Data BNN tercatat ada 4,5 juta pengguna narkoba di Indonesia, dan Jakarta termasuk di dalamnya. Dari angka itu, sebanyak 1,2 juta pengguna sudah tidak bisa direhabilitasi dan setiap hari ada 40-50 orang generasi muda meninggal karena narkoba.
"Narkoba termasuk kejahatan luar biasa, begitu banyak korbannya, apalagi vonis mati dijatuhkan pengadilan hingga tingkatan tertinggi, Mahkamah Agung. Hukum positif kita masih berlaku, ya dari situ. Aturannya masih seperti itu, ya udah," jelasnya.

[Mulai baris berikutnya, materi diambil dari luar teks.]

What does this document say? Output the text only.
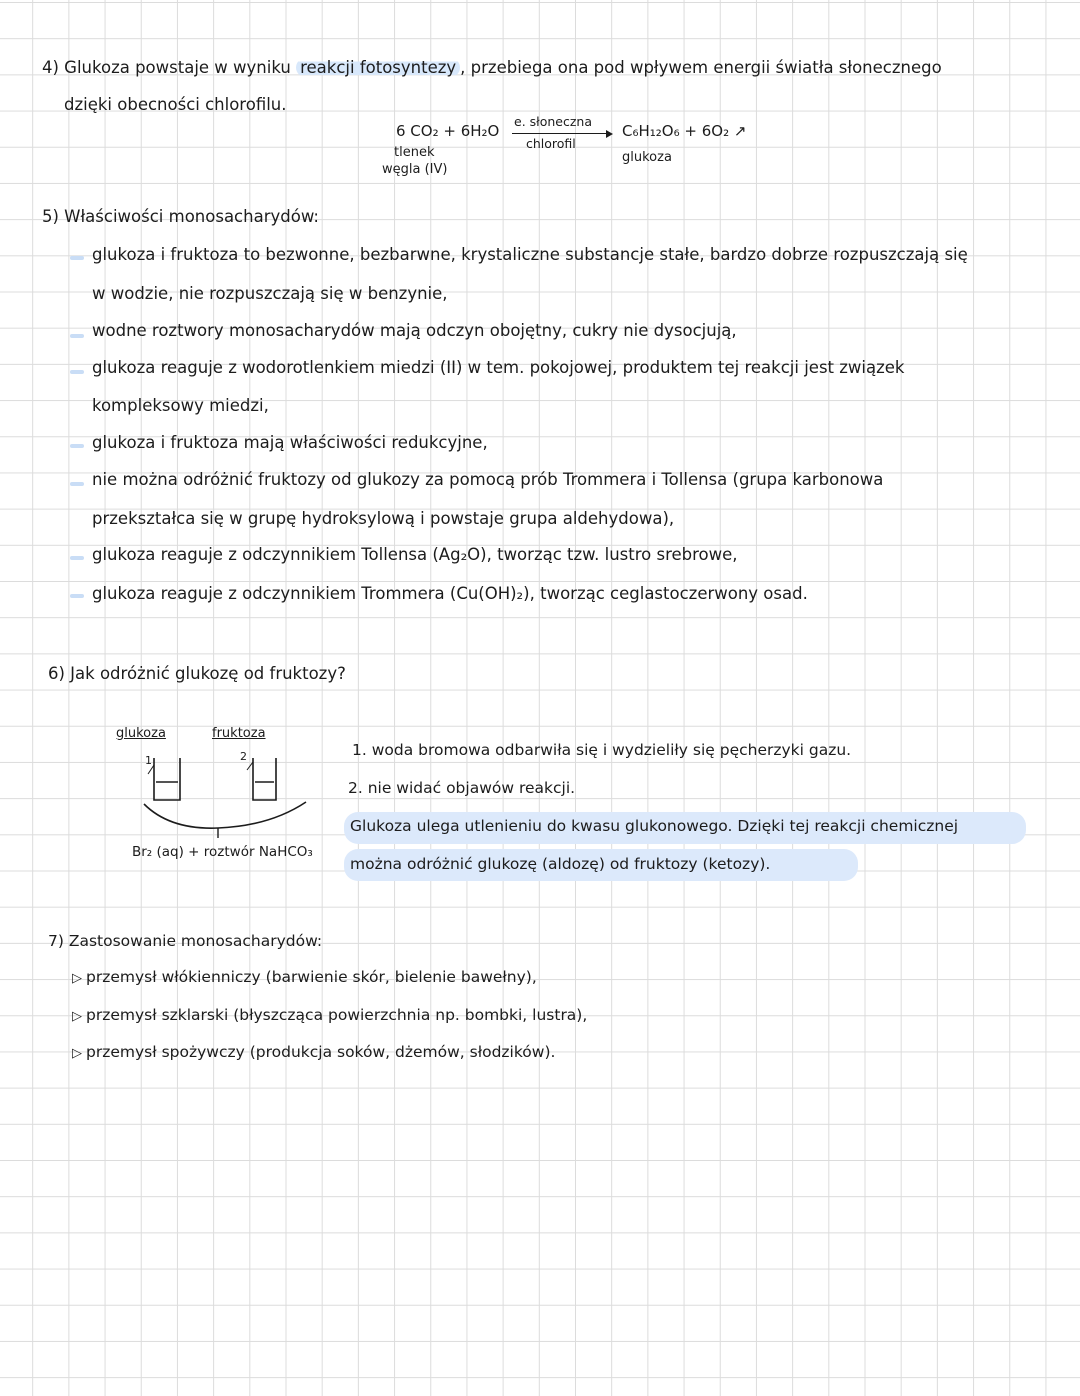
4) Glukoza powstaje w wyniku reakcji fotosyntezy , przebiega ona pod wpływem energii światła słonecznego
dzięki obecności chlorofilu.
6 CO₂ + 6H₂O
e. słoneczna
chlorofil
C₆H₁₂O₆ + 6O₂ ↗
tlenek
węgla (IV)
glukoza
5) Właściwości monosacharydów:
glukoza i fruktoza to bezwonne, bezbarwne, krystaliczne substancje stałe, bardzo dobrze rozpuszczają się
w wodzie, nie rozpuszczają się w benzynie,
wodne roztwory monosacharydów mają odczyn obojętny, cukry nie dysocjują,
glukoza reaguje z wodorotlenkiem miedzi (II) w tem. pokojowej, produktem tej reakcji jest związek
kompleksowy miedzi,
glukoza i fruktoza mają właściwości redukcyjne,
nie można odróżnić fruktozy od glukozy za pomocą prób Trommera i Tollensa (grupa karbonowa
przekształca się w grupę hydroksylową i powstaje grupa aldehydowa),
glukoza reaguje z odczynnikiem Tollensa (Ag₂O), tworząc tzw. lustro srebrowe,
glukoza reaguje z odczynnikiem Trommera (Cu(OH)₂), tworząc ceglastoczerwony osad.
6) Jak odróżnić glukozę od fruktozy?
glukoza	fruktoza
1	2
Br₂ (aq) + roztwór NaHCO₃
1. woda bromowa odbarwiła się i wydzieliły się pęcherzyki gazu.
2. nie widać objawów reakcji.
Glukoza ulega utlenieniu do kwasu glukonowego. Dzięki tej reakcji chemicznej
można odróżnić glukozę (aldozę) od fruktozy (ketozy).
7) Zastosowanie monosacharydów:
▷ przemysł włókienniczy (barwienie skór, bielenie bawełny),
▷ przemysł szklarski (błyszcząca powierzchnia np. bombki, lustra),
▷ przemysł spożywczy (produkcja soków, dżemów, słodzików).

Terkait anggapan beberapa pihak bahwa penolakan grasi mengingkari Hak Asasi Manusia (HAM), menurut Ali Johardi, hukuman mati tidak bertentangan dengan konstitusi. Apalagi, presiden hanya menolak permintaan pengampunan dari pengedar yang merusak generasi penerus bangsa.
"Merekalah si pengedar narkoba yang sesungguhnya menyebabkan kematian orang lain," ujar Ali Johardi.
Untuk itu Ali Johardi menegaskan, BNN Provinsi DKI memandang serius upaya pencegahan dan pemberantasan peredaran narkotika serta obat-obatan terlarang karena mengancam masa depan Indonesia.
"Hukuman mati bagi bandar narkoba sebaiknya tidak lagi menjadi polemik diskusi di masyarakat, karena terpidana sudah menyebabkan efek kerugian yang luar biasa dari mengkonsumsi narkoba," paparnya.
Menurut Ali, vonis mati bagi para pengedar narkoba berat harus segera diputuskan. Semua pimpinan bangsa dan masyarakat patut menyadari bukan hanya Jakarta saja yang darurat narkoba, tapi Indonesia, Data yang ada, pada tahun 2011 angka prevalensi penyalahgunaan narkoba 2,2 persen atau setara dengan 4,2 juta orang dari total populasi penduduk Indonesia berusia 10 tahun hingga 59 tahun. Angka prevalensi diprediksikan meningkat menjadi 2,8 persen atau 5,1 juta orang pada 2015.